From Running and Other Stories, Modjaji Books, 2013

‘Who Will Greet You at Home’ by Lesley Nneka Arimah

This story grabs the reader from the get-go and won’t release its grip. A want-to-be mother loses her baby and immediately must craft another from found materials (wool, hair, raffia) until one is blessed and survives; “The yarn baby lasted a good month, emitting dry, cotton-soft gurgles and pooping little balls of lint, before Ogechi snagged its thigh on a nail and it unraveled.” Like all the pieces in this collection the story is both adventurous and almost too close to home in its explorations of the pains and pressures of infertility, child loss and motherhood. Babies that are “pillowy” or “porcelain” cannot become flesh because ‘Soft children with hard lives go mad or die young’. Dreams and emotions are siphoned off and traded in a strangely familiar world and relationships between women take a sinister turn.

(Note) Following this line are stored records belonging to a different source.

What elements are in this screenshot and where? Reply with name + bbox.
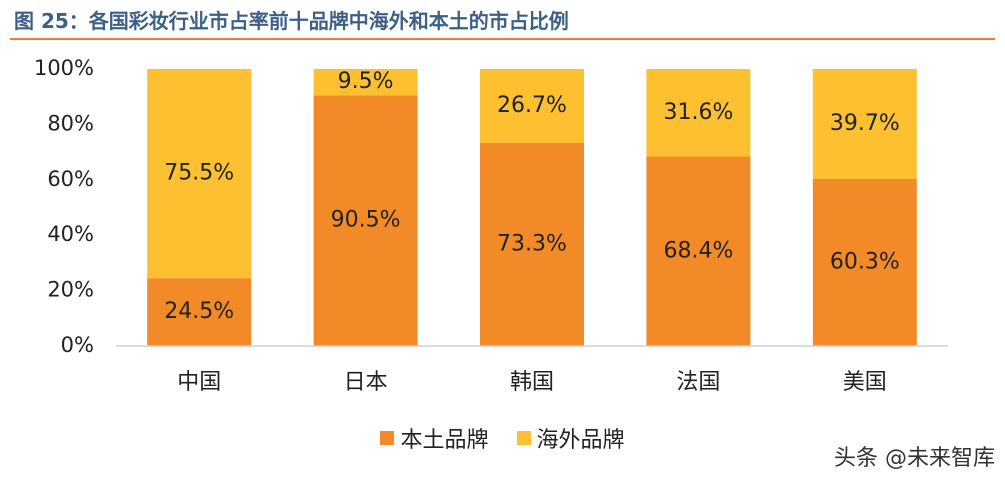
data-label: 60.3% bbox=[830, 249, 900, 274]
legend-item-domestic: 本土品牌 bbox=[380, 422, 489, 454]
legend-label-domestic: 本土品牌 bbox=[400, 428, 489, 453]
data-label: 39.7% bbox=[830, 111, 900, 136]
y-tick-label: 40% bbox=[47, 222, 94, 246]
bar-overseas bbox=[812, 69, 917, 179]
page-title: 图 25：各国彩妆行业市占率前十品牌中海外和本土的市占比例 bbox=[14, 9, 569, 33]
legend-swatch-domestic bbox=[380, 431, 395, 445]
bar-domestic bbox=[313, 95, 418, 346]
data-label: 24.5% bbox=[164, 299, 234, 324]
x-tick-label: 韩国 bbox=[510, 370, 554, 395]
watermark: 头条 @未来智库 bbox=[834, 446, 995, 471]
y-tick-label: 20% bbox=[47, 278, 94, 302]
bar-overseas bbox=[147, 69, 252, 279]
data-label: 9.5% bbox=[338, 69, 394, 94]
x-tick-label: 中国 bbox=[177, 370, 221, 395]
data-label: 26.7% bbox=[497, 93, 567, 118]
x-tick-label: 法国 bbox=[676, 370, 720, 395]
data-label: 31.6% bbox=[663, 100, 733, 125]
x-tick-label: 日本 bbox=[344, 370, 388, 395]
y-tick-label: 100% bbox=[34, 56, 94, 80]
chart-legend: 本土品牌 海外品牌 bbox=[0, 422, 1005, 454]
legend-item-overseas: 海外品牌 bbox=[516, 422, 625, 454]
y-tick-label: 0% bbox=[61, 333, 94, 357]
data-label: 75.5% bbox=[164, 161, 234, 186]
bar-overseas bbox=[313, 69, 418, 96]
y-tick-label: 80% bbox=[47, 111, 94, 135]
bar-overseas bbox=[480, 69, 584, 143]
data-label: 90.5% bbox=[331, 208, 401, 233]
x-tick-label: 美国 bbox=[843, 370, 887, 395]
data-label: 73.3% bbox=[497, 231, 567, 256]
bar-domestic bbox=[147, 278, 252, 346]
data-label: 68.4% bbox=[663, 238, 733, 263]
legend-swatch-overseas bbox=[516, 431, 531, 445]
title-divider bbox=[10, 38, 995, 40]
bar-overseas bbox=[646, 69, 751, 157]
y-tick-label: 60% bbox=[47, 167, 94, 191]
bar-domestic bbox=[646, 156, 751, 346]
legend-label-overseas: 海外品牌 bbox=[536, 428, 625, 453]
bar-domestic bbox=[812, 178, 917, 346]
bar-domestic bbox=[480, 142, 584, 346]
stacked-bar-chart: 0% 20% 40% 60% 80% 100% 24.5% 75.5% 中国 90.5% 9.5% 日… bbox=[34, 56, 948, 395]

First published in The New Yorker, October 2015 and available to subscribers to read here. Collected in What It Means When a Man Falls from the Sky, Penguin Random House, 2017

‘The Bird’ by Uschi Gatward

This is the story with the clearest arc in Uschi Gatward’s stunningly unusual collection. A newlywed couple return from honeymoon and open their wedding gifts in their new house. The woman’s nerves are already frayed when her husband wakes her to complain about a noise; “she feels like digging her nails into his arm, giving him a Chinese burn”. The persistent TAP TAP TAP turns out to be a bird trapped in the fireplace and they can’t escape from its suffering – “from its dark prison it can see the chinks of electric light”. An escalating anxiety slips into a surreal sense of wonder as the couple rescue their shiny new life from the smothering presence of the dying bird.

First published in English Magic, Galley Beggar Press, 2021

‘Consolata’ by Nuala O’Connor (aka Nuala Ní Chonchúir)

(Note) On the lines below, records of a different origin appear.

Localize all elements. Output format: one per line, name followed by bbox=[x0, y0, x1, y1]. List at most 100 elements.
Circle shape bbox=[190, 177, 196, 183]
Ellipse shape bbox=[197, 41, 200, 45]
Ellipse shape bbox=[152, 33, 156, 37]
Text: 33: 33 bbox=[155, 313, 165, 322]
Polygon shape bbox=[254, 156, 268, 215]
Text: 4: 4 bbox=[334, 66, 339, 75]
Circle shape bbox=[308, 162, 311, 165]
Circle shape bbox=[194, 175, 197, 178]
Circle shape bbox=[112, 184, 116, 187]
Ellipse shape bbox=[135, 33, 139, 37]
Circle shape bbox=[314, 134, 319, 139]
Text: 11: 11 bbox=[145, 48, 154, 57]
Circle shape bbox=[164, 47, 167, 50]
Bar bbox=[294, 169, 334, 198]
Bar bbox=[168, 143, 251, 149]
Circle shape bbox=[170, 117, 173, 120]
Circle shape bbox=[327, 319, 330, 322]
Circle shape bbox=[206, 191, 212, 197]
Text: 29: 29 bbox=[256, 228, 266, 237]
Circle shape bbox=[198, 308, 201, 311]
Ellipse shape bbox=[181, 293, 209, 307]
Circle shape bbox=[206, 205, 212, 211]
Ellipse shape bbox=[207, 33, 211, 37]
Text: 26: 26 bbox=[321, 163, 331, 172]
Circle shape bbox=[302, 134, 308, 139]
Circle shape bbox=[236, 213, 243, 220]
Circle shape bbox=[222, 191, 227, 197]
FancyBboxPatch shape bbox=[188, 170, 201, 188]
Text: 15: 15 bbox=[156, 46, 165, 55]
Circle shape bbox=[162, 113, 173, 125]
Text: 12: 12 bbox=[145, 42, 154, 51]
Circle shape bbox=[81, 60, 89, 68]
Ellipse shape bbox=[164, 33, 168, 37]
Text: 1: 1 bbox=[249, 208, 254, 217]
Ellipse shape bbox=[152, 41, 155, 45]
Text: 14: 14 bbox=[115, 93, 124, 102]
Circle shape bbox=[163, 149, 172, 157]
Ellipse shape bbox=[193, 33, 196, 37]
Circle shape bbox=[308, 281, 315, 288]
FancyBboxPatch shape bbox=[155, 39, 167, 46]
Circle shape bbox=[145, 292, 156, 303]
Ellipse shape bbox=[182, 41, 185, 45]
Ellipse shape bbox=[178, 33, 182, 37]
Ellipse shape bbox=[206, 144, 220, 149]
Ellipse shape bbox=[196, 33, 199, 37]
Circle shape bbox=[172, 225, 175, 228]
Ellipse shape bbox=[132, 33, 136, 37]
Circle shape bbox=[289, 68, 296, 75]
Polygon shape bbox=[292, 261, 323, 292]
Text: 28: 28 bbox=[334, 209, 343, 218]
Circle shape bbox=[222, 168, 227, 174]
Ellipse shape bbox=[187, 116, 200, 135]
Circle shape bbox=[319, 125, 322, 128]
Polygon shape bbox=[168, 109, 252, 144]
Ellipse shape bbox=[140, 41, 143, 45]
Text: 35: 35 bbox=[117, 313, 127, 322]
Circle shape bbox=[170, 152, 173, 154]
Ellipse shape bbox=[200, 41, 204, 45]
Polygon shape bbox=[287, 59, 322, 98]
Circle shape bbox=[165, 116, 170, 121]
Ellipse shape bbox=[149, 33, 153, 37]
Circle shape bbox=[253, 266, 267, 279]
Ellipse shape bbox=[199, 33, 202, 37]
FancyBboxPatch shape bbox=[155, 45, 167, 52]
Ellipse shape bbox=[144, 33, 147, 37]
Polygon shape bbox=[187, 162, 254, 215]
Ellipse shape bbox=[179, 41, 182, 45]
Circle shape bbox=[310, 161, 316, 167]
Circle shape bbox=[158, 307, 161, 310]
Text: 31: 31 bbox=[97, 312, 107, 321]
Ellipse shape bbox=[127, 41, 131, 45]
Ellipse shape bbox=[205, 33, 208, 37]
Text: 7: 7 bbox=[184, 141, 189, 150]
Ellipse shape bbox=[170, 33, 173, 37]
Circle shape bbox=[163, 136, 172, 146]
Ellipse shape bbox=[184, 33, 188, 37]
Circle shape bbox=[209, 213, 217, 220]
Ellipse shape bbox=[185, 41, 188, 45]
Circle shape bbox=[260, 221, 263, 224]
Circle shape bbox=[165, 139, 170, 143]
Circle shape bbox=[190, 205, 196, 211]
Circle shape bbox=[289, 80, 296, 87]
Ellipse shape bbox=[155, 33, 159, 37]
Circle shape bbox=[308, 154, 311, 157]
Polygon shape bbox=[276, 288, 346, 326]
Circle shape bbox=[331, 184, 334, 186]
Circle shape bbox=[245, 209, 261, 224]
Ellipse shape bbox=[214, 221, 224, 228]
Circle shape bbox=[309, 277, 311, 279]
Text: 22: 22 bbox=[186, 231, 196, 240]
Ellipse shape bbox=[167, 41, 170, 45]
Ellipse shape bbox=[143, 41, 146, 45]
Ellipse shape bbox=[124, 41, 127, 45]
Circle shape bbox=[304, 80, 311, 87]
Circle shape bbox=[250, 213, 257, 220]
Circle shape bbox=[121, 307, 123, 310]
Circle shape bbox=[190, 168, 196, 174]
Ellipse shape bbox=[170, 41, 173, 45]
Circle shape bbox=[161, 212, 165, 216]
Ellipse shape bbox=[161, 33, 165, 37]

A young woman takes her boyfriend back to her rural childhood home where her mother is now living alone after her father’s death. The animalistic details – her mother “snuffling after me like a resolute badger”, her partner “like a pet while he sleeps” – bring a physicality to the story that extends to the sense of place. In the graveyard she reflects that “the ecology of this place is sewn into me”. As she passes through ‘the black crosses to the yew tree’ and slips under its “umbrella” we learn that the reason for this connection is not fond memory but bitter betrayal. What I admire most about this story is its calm humour as the narrator returns from the “pantomiming” pretence of her past to the present in which “we drink, talk and ponder it all until the April sun drops behind the orchard and is gone.”

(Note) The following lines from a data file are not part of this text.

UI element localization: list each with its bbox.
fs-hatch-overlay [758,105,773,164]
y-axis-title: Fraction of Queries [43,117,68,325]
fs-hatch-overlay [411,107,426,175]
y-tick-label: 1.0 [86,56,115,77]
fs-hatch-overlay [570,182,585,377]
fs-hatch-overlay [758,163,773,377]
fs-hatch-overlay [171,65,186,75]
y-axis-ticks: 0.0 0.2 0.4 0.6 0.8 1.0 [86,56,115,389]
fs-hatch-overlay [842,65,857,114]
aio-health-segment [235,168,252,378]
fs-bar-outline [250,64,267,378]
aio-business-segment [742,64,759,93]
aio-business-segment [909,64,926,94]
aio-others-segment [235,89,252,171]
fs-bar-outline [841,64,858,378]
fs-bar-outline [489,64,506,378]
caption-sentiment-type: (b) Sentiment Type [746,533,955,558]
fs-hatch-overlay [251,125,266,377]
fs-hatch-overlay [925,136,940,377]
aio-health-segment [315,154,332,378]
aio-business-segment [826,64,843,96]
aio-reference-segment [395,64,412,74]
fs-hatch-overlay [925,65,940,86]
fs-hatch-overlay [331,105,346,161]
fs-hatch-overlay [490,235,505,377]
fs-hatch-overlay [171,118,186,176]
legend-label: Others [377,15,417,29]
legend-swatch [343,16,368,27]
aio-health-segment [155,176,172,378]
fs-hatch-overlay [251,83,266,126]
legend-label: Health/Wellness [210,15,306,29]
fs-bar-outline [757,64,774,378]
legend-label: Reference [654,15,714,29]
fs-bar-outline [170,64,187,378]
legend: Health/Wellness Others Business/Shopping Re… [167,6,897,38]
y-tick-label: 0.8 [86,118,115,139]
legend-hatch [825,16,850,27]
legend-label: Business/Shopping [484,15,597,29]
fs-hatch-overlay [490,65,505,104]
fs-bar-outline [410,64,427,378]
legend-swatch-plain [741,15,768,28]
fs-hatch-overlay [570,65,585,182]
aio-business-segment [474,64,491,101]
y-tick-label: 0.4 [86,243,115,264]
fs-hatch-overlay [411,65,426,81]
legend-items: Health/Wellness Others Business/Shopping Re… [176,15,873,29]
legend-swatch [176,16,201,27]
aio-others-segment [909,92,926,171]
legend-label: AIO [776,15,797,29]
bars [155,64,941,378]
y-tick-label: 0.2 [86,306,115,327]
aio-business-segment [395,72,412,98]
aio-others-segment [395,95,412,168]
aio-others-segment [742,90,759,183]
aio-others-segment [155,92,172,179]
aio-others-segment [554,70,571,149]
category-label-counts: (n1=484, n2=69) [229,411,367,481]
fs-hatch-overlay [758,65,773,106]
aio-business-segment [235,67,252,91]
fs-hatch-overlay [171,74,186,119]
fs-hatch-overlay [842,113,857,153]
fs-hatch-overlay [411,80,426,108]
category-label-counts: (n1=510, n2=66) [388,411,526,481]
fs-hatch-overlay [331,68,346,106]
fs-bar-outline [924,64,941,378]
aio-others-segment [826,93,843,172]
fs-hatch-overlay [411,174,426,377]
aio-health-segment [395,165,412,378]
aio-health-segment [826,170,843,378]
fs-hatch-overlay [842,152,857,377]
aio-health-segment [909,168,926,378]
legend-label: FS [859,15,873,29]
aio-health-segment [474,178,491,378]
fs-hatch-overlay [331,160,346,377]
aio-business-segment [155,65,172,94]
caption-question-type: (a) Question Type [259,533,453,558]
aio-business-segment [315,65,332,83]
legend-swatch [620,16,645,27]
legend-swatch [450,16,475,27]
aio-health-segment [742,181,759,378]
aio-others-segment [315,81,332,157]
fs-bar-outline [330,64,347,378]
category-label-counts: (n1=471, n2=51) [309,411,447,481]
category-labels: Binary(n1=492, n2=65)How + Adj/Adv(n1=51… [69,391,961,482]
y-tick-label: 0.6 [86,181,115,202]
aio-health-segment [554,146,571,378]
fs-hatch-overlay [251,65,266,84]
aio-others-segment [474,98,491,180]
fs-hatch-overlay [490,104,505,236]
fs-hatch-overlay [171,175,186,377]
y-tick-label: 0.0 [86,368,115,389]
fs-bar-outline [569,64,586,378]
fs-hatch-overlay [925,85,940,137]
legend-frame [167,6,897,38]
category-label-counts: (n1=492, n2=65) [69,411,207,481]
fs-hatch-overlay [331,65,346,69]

First published in Joyride to Jupiter, New Island Books, 2017. Available online in Granta here

‘The Lonesome Bodybuilder’ by Yukiko Motoya, translated by Asa Yoneda

In Yukiko Motoya’s stories people, bodies and relationships morph into bizarre new shapes. In this story a woman’s new hobby brings the collection’s theme of marriage into sharply defined focus. Her bodybuilding alters her relationship with herself, her colleagues and her customers at work, but her husband doesn’t notice a thing until she gets a haircut. Her newfound purpose and working with her fitness coach reduces her loneliness – “Sculpting beautiful bundles of muscle took a lot more commitment than I’d thought’ – but the T-bar rows, rack pulls and reverse crunches that she does religiously are really a way of expressing “all my different faces”. She defies the complacency of long-term partnership, declaring “There’s so much inside me he doesn’t’ know.” When her husband finally sees her the coach comments “I get the sense you’ve had some kind of breakthrough”. It’s no spoiler to say that the story has an (apparently) happy ending.